Under the terms of the deal, Siemens Energy proposes to acquire 32.93% shares of Siemens Gamesa, at a price of €18.05 per share, which implies a total value of $4bn.
Siemens Energy already owns 67.07% of the Siemens Gamesa shares, which have been immobilised, and the acquisition will increase its ownership to 100%.
CNMV said that its analysis has considered the valuation submitted by Siemens Energy and its update, and has received external advice.
The analysis concluded that the submitted valuation range is consistent with the mandatory report provided by Siemens Energy.
Once the deal is finalised, the company can delist Siemens Gamesa shares from Spanish stock exchanges, subject to satisfaction of the requirements.
The shares are currently being traded in Madrid, Barcelona, Bilbao, and Valencia stock exchanges.
Also, the company can promote the delisting through an exception procedure set out under the Spanish Royal Decree on takeover bids, if it obtains at least a 75% stake.
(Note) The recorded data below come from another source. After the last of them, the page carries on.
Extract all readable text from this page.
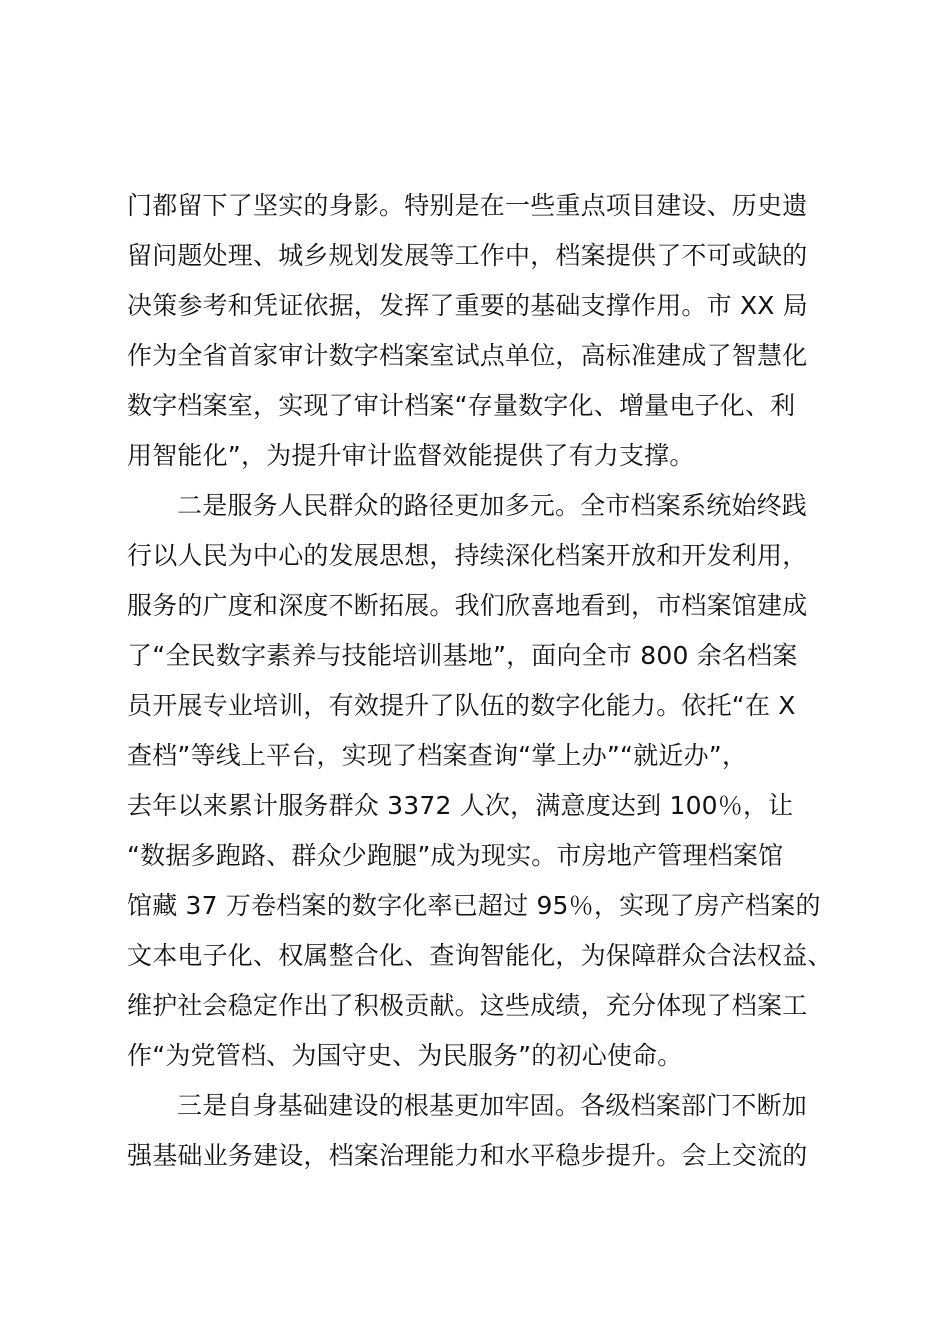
门都留下了坚实的身影。特别是在一些重点项目建设、历史遗
留问题处理、城乡规划发展等工作中，档案提供了不可或缺的
决策参考和凭证依据，发挥了重要的基础支撑作用。市 XX 局
作为全省首家审计数字档案室试点单位，高标准建成了智慧化
数字档案室，实现了审计档案“存量数字化、增量电子化、利
用智能化”，为提升审计监督效能提供了有力支撑。
二是服务人民群众的路径更加多元。全市档案系统始终践
行以人民为中心的发展思想，持续深化档案开放和开发利用，
服务的广度和深度不断拓展。我们欣喜地看到，市档案馆建成
了“全民数字素养与技能培训基地”，面向全市 800 余名档案
员开展专业培训，有效提升了队伍的数字化能力。依托“在 X
查档”等线上平台，实现了档案查询“掌上办”“就近办”，
去年以来累计服务群众 3372 人次，满意度达到 100％，让
“数据多跑路、群众少跑腿”成为现实。市房地产管理档案馆
馆藏 37 万卷档案的数字化率已超过 95％，实现了房产档案的
文本电子化、权属整合化、查询智能化，为保障群众合法权益、
维护社会稳定作出了积极贡献。这些成绩，充分体现了档案工
作“为党管档、为国守史、为民服务”的初心使命。
三是自身基础建设的根基更加牢固。各级档案部门不断加
强基础业务建设，档案治理能力和水平稳步提升。会上交流的
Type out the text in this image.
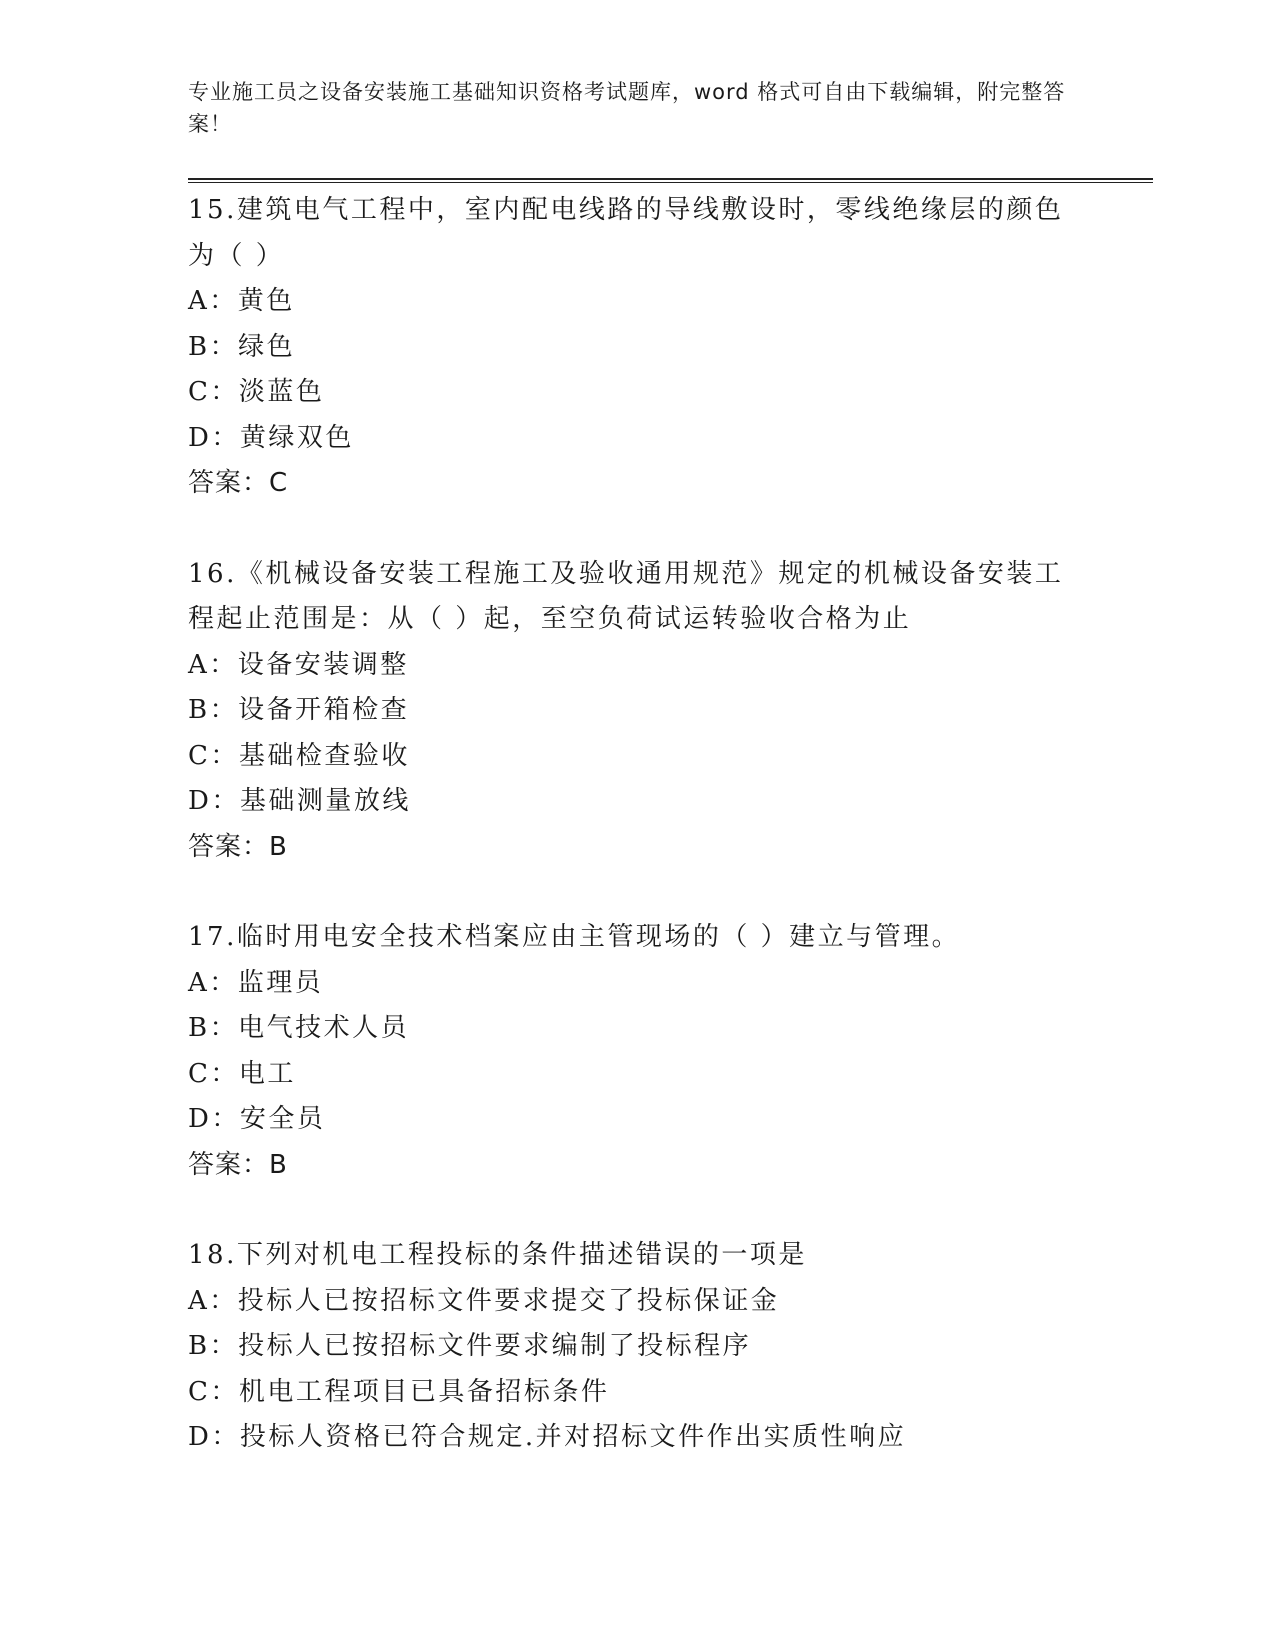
专业施工员之设备安装施工基础知识资格考试题库，word 格式可自由下载编辑，附完整答案！

15.建筑电气工程中，室内配电线路的导线敷设时，零线绝缘层的颜色为（ ）

A：黄色

B：绿色

C：淡蓝色

D：黄绿双色

答案：C

16.《机械设备安装工程施工及验收通用规范》规定的机械设备安装工程起止范围是：从（ ）起，至空负荷试运转验收合格为止

A：设备安装调整

B：设备开箱检查

C：基础检查验收

D：基础测量放线

答案：B

17.临时用电安全技术档案应由主管现场的（ ）建立与管理。

A：监理员

B：电气技术人员

C：电工

D：安全员

答案：B

18.下列对机电工程投标的条件描述错误的一项是

A：投标人已按招标文件要求提交了投标保证金

B：投标人已按招标文件要求编制了投标程序

C：机电工程项目已具备招标条件

D：投标人资格已符合规定.并对招标文件作出实质性响应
The acceptance period shall be 36 days from the publication of the first announcement of the essential details of the bid and shall also end on a trading day.
The prospectus and supporting documents, which shall be incorporated into CNMV’s public registers, may be consulted with the essential information on the bid.
In May this year, Siemens Energy initially announced its plans to take full ownership of Siemens Gamesa by acquiring the shares it does not already own.
Siemens Energy then stated: “In light of recent media reports Siemens Energy AG confirms that management is considering a cash tender offer for all outstanding shares in Siemens Gamesa Renewable Energy S.A. with the intention to delist.
“The outcome of this consideration is open. No decision has been made and there is no certainty that a transaction will materialise.”
In September this year, Siemens Gamesa announced its plans to axe around 2,900 jobs, under the next phase of its Mistral strategy.
The move is driven by the impact of problems in its onshore wind segment, inflation, and other issues, said the company.